During the hey days of the Atlin gold rush, prospectors where out combing the hills and valleys for any spots that may have contained some gold. It was during this time in 1897 that silver was discovered not far from the town of Atlin BC. It was later in 1900 that a group of claims called Big Canyon were staked by a Mr. Gleason of Atlin that the area started to be explored for mining potential.
It wasn't until 1919 though that things really started to happen. That is when a fellow named J.M Ruffner came into town and optioned the Big Canyon group of claims. J.M. Ruffner came to Atlin about 1903 to manage the North Columbia Gold Mining Company, which had an office in Discovery and was a man with connections and it wasn't long before he was able to secure money and investors and formed the Ruffner Mines. Worked continued on these claims until 1922 when the company was reorganized under the name of Atlin Silver-Lead Nines Limited.

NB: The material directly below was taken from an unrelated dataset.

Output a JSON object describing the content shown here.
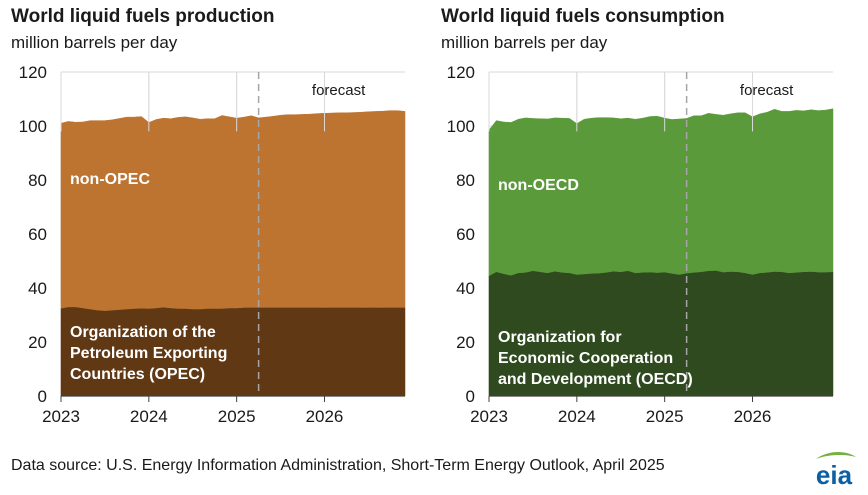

Atlin Silver-Lead Mines continued on with exploration and putting in adits and other development work until 1925 when the Ruffner group was leased to the Federal Mining & Smelting Company. By 1927, J.M. Ruffner had a crew of about 20 men working on these claims and the mine site. In 1929 J.M. Ruffner died and at that point in time the mine changed hands to a group of New York investors who bought the mine. From 1916 onward to 1950, 327 tons of sorted ore were shipped from this property. From this ore 57 ounces of gold, 39,996 ounces of silver, 188 pounds of copper, 144,074 pounds of lead, and 8,057' pounds of zinc were recovered.

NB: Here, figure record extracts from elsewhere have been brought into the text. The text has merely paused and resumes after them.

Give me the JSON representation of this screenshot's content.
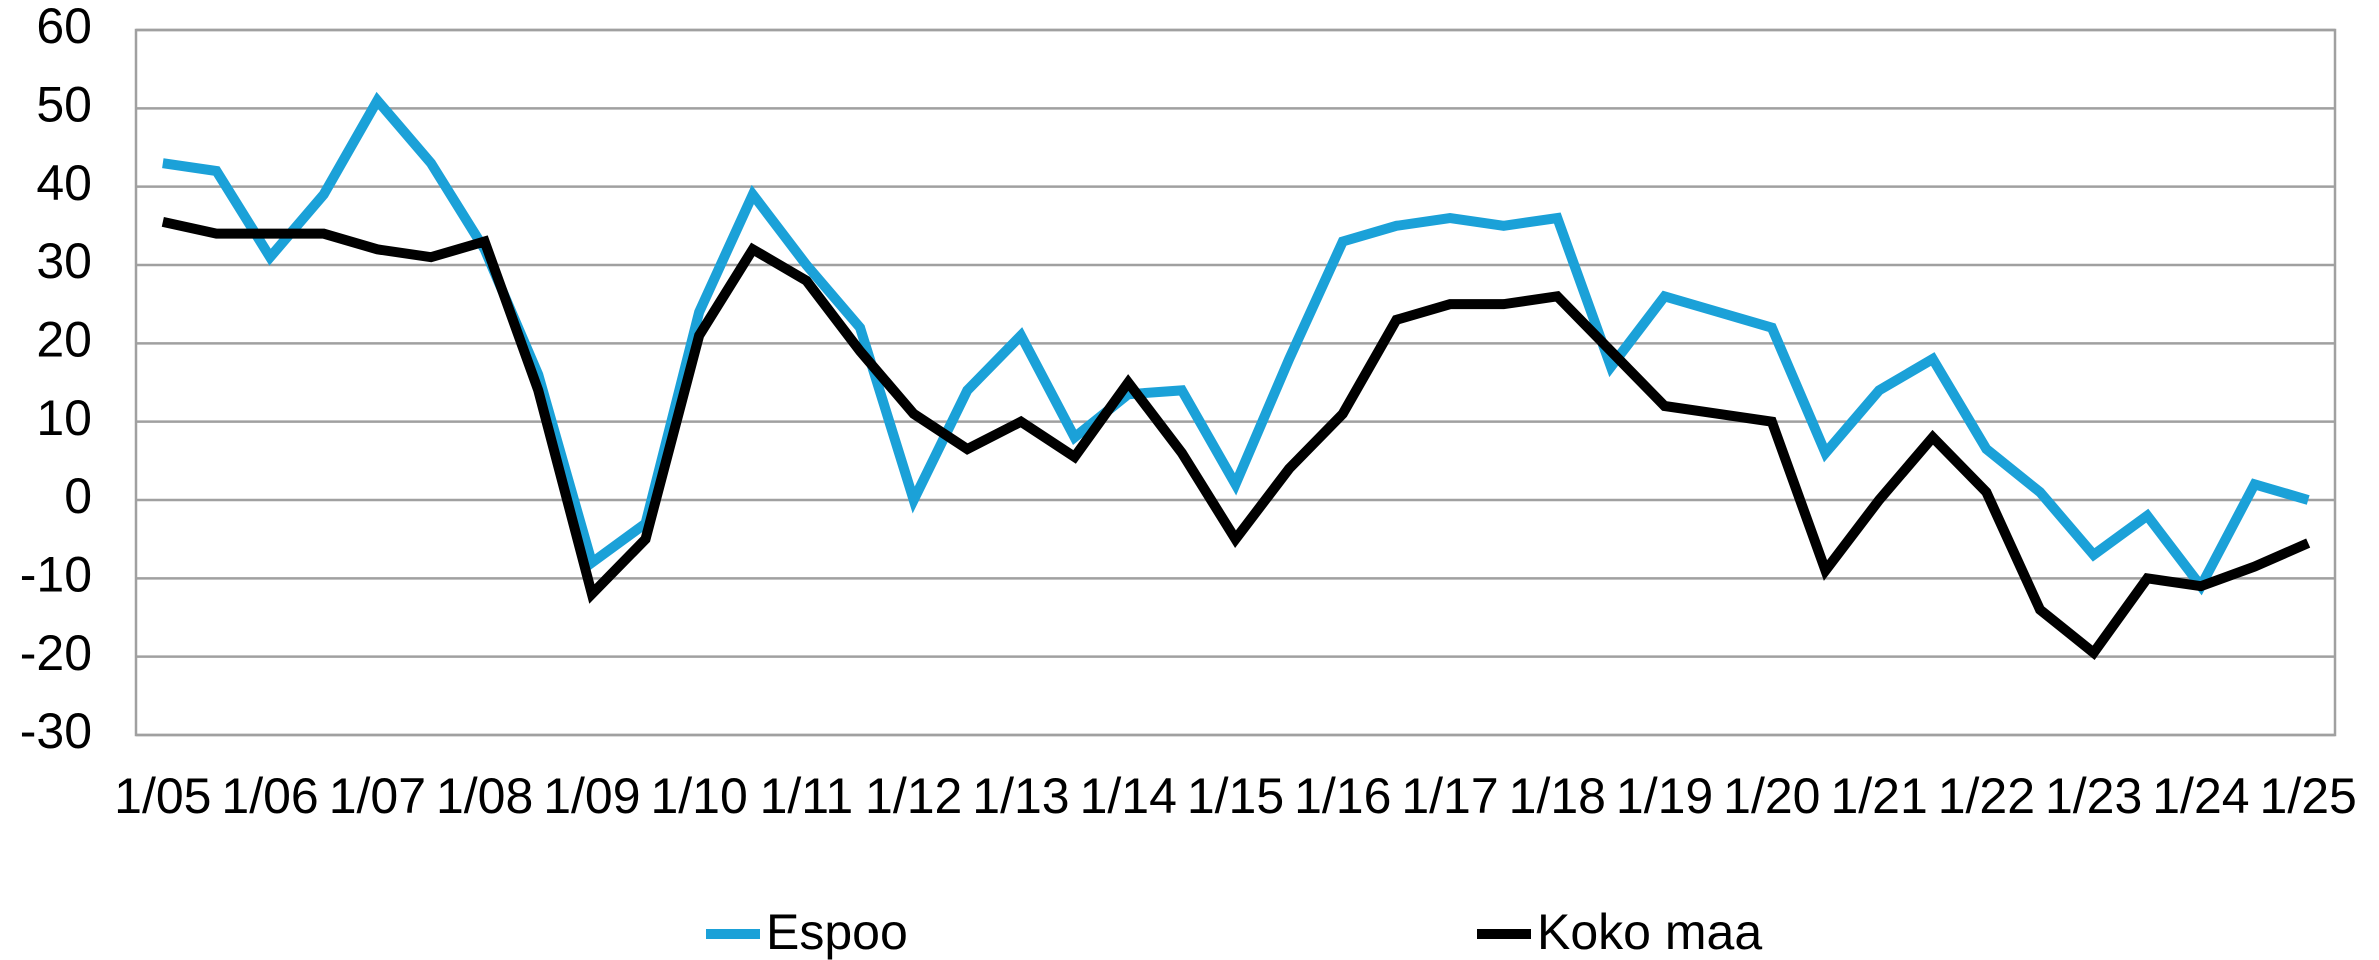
{
  "chart_data": {
    "type": "line",
    "categories": [
      "1/05",
      null,
      "1/06",
      null,
      "1/07",
      null,
      "1/08",
      null,
      "1/09",
      null,
      "1/10",
      null,
      "1/11",
      null,
      "1/12",
      null,
      "1/13",
      null,
      "1/14",
      null,
      "1/15",
      null,
      "1/16",
      null,
      "1/17",
      null,
      "1/18",
      null,
      "1/19",
      null,
      "1/20",
      null,
      "1/21",
      null,
      "1/22",
      null,
      "1/23",
      null,
      "1/24",
      null,
      "1/25"
    ],
    "series": [
      {
        "name": "Espoo",
        "color": "#1ba1d8",
        "values": [
          43,
          42,
          31,
          39,
          51,
          43,
          32,
          16,
          -8,
          -3,
          24,
          39,
          30,
          22,
          0,
          14,
          21,
          8,
          13.5,
          14,
          2,
          18,
          33,
          35,
          36,
          35,
          36,
          17,
          26,
          24,
          22,
          6,
          14,
          18,
          6.5,
          1,
          -7,
          -2,
          -11,
          2,
          0
        ]
      },
      {
        "name": "Koko maa",
        "color": "#000000",
        "values": [
          35.5,
          34,
          34,
          34,
          32,
          31,
          33,
          14,
          -12,
          -5,
          21,
          32,
          28,
          19,
          11,
          6.5,
          10,
          5.5,
          15,
          6,
          -5,
          4,
          11,
          23,
          25,
          25,
          26,
          19,
          12,
          11,
          10,
          -9,
          0,
          8,
          1,
          -14,
          -19.5,
          -10,
          -11,
          -8.5,
          -5.5
        ]
      }
    ],
    "ylim": [
      -30,
      60
    ],
    "yticks": [
      -30,
      -20,
      -10,
      0,
      10,
      20,
      30,
      40,
      50,
      60
    ],
    "grid": true,
    "legend": "bottom"
  }
}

Over the years the mine was worked off and on by various owners. Drilling and sampling had been done to see if new desposits could be located. The operator to run the mine was in the late 1970's and in 1981, they shipped out 31 tons of concentrate
with 235 ounces per ton of silver.
Today the site of the old mill and crusher has been reclaimed and leveled out however you can still travel up the switch backs to the top of Mt. Vaugn and see the old workings and adits. The old narrow guage rails are still there as is various other artifacts.